In politics no one mistake comes alone. Thus, to complicate the situation, the US head of the Coalition Provisional Authority, Ambassador L. Paul Bremer, decided to abolish the Iraqi Army and the Republican Guards. This meant that thousands of Iraqi military were suddenly left homeless and jobless and derided by their compatriots as cowards who had run away. It was not long before they decided that only by taking up arms against the invaders could they find a new job and a new reason for being.

All this makes for a deadly cocktail. At the same time, Fallujah's natural location makes it an ideal hiding place for guerrillas. The city covers a compact area of only 3 x 3.5 square kilometers. This is surrounded by dense palm groves where one could always hide. Since the city is built on both sides of the Euphrates, it looks like a peninsula with ample opportunities for coming and going through the river. An outer ring of extensive farms that add another layer of defense and a further escape-route surrounds the immediate ring of palm groves. The marshy nature of much of the terrain makes it hard for armored units to operate in.

Because of its compactness Fallujah has one of the highest rates of demographic density in Iraq. There are mazes of narrow streets in which large numbers of people live in relatively small houses. There are only a dozen or so streets wide enough for armored units to move in.

At its peak, Fallujah and its environs were home to some 300,000 people. But by the time the latest round of fighting began no more than a quarter to a third were believed to be still inside Fallujah. At least three different groups are fighting in Fallujah.

One consists of the remnants of Saddam's military. They are desperadoes who believe that by preventing the emergence of a new regime in Baghdad they could restore the old and regain at least part of the privileges they once enjoyed.

Another group consists of local Salafi militants, backed by some tribal elements that, although they are happy that Saddam is gone, have concluded a tactical alliance with the Saddamite leftovers against the coalition and the interim Iraqi government. The third group is made up of radical terrorist groups once linked with Al-Qaeda. They are mostly non-Iraqi jihadists from a dozen different Arab countries. They offer skills that the local insurgents lack, including suicide-bombing and chopping heads. Again, there is little love lost between these jihadists and the Saddamite leftovers. But both sides need one another, at least for the time being.

In April this year the coalition tried to regain control of Fallujah. An agreement was signed under which the militants inside the city would give up their heavy weapons. When that did not happen US Marines attacked on April 20, 2004 and were poised to move in with force to pacify the city if necessary. But they were soon ordered to stop amid fears that a wrong turn in the events could harm President George W. Bush's re-election prospects.

The six weeks of soft fighting ended in a truce, amid reports of hundreds of civilian deaths. The agreement turned over security to a force — the "Fallujah Brigade" — led by former officers of Saddam's demobilized army. This entity quickly collapsed, and control of the town passed into the insurgent hands. Abu-Mussab Al-Zarqawi, the alleged mastermind of many of the most vicious attacks in post-liberation Iraq is believed to have set up his headquarters in Fallujah, convinced that the Americans cannot take it.

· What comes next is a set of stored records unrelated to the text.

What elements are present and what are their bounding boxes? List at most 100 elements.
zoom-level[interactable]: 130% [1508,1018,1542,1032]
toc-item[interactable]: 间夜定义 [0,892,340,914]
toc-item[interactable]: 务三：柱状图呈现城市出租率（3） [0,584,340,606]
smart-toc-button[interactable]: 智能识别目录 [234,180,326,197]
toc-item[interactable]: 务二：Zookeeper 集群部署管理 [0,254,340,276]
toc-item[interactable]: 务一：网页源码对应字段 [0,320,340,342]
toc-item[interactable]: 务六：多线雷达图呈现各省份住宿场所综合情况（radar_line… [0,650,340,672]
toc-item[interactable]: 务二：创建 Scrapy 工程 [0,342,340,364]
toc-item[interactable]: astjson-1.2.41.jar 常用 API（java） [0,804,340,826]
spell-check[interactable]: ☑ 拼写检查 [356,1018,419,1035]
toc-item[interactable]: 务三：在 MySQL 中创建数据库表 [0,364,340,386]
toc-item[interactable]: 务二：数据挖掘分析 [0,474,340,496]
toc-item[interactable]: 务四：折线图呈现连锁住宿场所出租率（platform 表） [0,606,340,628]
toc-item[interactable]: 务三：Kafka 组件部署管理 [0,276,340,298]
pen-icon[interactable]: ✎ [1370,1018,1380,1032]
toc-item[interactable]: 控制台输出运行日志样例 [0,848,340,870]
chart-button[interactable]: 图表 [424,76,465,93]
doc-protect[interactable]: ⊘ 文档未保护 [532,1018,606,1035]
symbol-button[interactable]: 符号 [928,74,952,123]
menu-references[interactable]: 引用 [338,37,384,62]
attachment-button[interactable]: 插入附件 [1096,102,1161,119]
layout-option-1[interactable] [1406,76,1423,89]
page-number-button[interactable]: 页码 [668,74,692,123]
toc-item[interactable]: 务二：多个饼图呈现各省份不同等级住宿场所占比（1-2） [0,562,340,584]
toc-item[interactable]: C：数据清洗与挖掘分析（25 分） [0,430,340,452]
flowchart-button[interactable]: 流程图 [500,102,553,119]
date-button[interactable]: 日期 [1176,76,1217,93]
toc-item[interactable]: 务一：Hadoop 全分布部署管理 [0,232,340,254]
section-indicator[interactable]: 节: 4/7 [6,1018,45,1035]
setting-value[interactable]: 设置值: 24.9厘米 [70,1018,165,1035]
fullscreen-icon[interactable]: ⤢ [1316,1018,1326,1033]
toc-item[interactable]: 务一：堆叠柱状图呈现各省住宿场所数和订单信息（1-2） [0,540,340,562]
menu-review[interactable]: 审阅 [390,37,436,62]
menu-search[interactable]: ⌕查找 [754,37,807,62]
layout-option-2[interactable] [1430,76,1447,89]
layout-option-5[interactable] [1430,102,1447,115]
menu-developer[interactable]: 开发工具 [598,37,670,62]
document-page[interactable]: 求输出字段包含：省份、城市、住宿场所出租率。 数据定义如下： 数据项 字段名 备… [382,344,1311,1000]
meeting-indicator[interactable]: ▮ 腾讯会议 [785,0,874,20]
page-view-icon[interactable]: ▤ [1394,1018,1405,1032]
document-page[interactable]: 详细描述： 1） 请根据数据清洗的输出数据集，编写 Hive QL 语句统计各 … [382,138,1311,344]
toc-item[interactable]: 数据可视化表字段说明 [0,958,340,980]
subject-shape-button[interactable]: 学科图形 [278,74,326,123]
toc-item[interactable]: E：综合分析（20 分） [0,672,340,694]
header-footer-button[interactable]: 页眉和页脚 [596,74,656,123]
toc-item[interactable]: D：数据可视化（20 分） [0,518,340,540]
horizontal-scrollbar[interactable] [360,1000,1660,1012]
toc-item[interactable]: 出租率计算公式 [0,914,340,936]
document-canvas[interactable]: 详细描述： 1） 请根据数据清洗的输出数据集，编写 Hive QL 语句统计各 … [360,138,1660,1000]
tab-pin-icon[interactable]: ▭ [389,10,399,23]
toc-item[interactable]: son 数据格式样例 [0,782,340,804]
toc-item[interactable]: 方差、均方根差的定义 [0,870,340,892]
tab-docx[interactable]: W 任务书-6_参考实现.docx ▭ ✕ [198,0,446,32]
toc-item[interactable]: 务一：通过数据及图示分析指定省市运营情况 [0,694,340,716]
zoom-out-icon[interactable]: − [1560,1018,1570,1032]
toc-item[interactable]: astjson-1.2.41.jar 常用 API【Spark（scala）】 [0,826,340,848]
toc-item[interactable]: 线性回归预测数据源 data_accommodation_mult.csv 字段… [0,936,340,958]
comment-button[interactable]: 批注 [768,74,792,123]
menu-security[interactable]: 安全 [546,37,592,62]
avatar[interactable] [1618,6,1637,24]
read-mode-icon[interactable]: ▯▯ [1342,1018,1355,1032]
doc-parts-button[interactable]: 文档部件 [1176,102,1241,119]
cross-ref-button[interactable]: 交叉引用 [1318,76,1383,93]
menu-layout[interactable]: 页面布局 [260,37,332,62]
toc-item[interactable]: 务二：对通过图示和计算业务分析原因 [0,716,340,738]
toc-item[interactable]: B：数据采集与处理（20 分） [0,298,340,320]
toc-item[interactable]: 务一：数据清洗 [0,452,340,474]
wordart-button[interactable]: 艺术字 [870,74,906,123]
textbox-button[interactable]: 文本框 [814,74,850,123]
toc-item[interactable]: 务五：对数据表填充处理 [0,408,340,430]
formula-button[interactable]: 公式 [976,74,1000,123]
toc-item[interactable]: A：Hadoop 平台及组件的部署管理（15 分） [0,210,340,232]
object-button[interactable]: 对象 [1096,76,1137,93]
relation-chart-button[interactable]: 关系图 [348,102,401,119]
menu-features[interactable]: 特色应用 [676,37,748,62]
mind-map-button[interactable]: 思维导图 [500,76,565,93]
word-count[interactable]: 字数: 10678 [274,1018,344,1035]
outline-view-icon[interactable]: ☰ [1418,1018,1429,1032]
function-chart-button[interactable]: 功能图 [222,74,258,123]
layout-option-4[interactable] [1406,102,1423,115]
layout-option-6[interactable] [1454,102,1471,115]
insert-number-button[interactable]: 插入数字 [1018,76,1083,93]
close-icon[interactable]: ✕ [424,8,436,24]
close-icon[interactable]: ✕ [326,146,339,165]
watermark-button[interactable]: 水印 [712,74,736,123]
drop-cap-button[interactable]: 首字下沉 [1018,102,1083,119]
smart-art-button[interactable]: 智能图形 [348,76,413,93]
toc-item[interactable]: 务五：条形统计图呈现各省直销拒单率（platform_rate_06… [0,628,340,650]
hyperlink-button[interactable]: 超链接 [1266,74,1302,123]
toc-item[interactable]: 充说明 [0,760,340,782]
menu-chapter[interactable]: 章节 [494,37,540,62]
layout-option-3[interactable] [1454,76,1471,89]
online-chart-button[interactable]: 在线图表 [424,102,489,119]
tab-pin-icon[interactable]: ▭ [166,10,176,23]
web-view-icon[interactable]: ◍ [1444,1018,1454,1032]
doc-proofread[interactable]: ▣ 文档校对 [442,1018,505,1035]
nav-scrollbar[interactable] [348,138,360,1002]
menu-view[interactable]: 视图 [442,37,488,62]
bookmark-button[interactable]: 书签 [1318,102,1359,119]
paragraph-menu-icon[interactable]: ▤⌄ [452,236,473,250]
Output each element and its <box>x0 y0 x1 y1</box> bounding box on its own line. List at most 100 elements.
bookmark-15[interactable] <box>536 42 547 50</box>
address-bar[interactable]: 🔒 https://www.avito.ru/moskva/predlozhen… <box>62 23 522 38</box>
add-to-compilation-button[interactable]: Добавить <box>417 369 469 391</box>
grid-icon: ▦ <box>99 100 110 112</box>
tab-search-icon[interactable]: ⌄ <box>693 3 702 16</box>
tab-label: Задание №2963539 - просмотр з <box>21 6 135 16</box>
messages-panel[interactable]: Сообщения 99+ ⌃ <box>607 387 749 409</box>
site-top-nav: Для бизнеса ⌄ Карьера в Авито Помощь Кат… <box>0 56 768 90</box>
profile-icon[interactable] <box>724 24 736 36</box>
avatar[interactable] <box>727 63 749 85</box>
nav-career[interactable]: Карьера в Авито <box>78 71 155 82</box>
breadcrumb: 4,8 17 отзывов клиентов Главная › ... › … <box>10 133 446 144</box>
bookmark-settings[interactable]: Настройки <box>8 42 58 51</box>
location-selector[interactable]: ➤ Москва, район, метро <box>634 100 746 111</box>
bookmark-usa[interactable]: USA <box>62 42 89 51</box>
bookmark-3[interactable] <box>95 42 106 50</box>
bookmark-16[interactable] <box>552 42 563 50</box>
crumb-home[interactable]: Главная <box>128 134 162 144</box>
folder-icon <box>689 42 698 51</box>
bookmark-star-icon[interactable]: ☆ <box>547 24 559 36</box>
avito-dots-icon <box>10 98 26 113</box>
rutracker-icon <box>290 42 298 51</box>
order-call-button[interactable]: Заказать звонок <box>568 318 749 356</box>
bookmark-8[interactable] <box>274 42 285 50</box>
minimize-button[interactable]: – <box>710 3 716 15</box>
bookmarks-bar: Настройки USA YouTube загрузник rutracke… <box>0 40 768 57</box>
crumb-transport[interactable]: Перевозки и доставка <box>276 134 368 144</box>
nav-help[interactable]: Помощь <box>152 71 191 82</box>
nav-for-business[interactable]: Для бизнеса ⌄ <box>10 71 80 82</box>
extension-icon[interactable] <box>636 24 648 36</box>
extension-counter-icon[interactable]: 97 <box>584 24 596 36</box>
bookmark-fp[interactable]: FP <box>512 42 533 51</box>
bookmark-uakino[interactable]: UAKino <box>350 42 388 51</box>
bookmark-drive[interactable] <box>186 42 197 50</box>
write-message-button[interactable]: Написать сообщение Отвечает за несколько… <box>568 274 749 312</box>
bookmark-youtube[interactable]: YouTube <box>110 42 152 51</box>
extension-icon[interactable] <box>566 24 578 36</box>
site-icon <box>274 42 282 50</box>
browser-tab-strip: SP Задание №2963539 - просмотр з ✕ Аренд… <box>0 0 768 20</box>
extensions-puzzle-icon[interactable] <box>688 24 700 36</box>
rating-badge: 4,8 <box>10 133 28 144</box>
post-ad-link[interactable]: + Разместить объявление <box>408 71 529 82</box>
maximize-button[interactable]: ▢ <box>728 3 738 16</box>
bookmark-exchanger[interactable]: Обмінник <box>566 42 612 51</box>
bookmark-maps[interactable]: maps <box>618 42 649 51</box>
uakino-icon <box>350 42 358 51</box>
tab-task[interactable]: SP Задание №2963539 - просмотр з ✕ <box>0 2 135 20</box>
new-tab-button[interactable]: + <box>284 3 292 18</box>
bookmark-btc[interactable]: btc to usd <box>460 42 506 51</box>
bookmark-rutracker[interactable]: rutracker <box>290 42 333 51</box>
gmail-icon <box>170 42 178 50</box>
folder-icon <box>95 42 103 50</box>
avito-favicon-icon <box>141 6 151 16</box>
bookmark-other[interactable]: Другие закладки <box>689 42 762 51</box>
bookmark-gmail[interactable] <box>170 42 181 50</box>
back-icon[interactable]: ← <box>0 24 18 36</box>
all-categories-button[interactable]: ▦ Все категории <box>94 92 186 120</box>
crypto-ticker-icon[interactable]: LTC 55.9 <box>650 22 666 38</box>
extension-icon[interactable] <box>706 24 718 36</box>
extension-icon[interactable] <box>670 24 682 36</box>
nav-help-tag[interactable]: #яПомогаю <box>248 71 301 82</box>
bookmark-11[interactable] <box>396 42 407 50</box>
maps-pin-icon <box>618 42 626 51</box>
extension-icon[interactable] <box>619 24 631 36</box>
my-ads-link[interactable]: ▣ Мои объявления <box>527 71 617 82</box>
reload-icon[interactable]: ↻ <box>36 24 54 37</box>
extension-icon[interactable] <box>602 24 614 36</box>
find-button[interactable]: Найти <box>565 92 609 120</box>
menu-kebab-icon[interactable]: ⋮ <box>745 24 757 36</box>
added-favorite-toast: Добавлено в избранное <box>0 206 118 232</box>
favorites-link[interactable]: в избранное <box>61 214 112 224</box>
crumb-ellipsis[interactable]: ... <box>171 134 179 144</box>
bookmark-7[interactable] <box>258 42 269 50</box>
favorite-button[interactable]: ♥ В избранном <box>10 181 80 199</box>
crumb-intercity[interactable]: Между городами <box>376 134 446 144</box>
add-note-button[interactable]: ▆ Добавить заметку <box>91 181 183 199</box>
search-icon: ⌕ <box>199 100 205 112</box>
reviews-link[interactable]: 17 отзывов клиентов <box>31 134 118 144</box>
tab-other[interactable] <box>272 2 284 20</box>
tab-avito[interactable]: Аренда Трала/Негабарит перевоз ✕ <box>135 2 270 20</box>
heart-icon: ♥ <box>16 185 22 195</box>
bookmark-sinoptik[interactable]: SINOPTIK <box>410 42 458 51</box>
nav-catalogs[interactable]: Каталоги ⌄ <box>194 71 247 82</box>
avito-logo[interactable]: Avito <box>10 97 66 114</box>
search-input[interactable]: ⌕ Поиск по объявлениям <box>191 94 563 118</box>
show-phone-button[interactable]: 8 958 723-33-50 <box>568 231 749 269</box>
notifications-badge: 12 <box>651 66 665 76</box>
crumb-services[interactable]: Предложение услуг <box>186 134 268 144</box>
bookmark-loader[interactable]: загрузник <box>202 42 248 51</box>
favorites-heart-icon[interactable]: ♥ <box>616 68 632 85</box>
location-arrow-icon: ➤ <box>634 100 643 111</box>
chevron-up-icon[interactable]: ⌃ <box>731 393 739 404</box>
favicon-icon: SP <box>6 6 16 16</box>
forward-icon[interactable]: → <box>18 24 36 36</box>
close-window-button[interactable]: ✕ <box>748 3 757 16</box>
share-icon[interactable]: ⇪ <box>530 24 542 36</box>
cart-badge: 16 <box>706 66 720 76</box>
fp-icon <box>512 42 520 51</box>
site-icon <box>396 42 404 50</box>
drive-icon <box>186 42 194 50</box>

By Oct. 30, 2004, US forces were conducting airstrikes against suspected militant bases in Fallujah as they prepared for a major operation to root out insurgents' stronghold. Conventional wisdom suggested that the real assault would not start until the end of Ramadan. But by Monday night Operation Phantom Fury was in full swing. Once again Fallujah had become the big prize in a high stake conflict involving a superpower.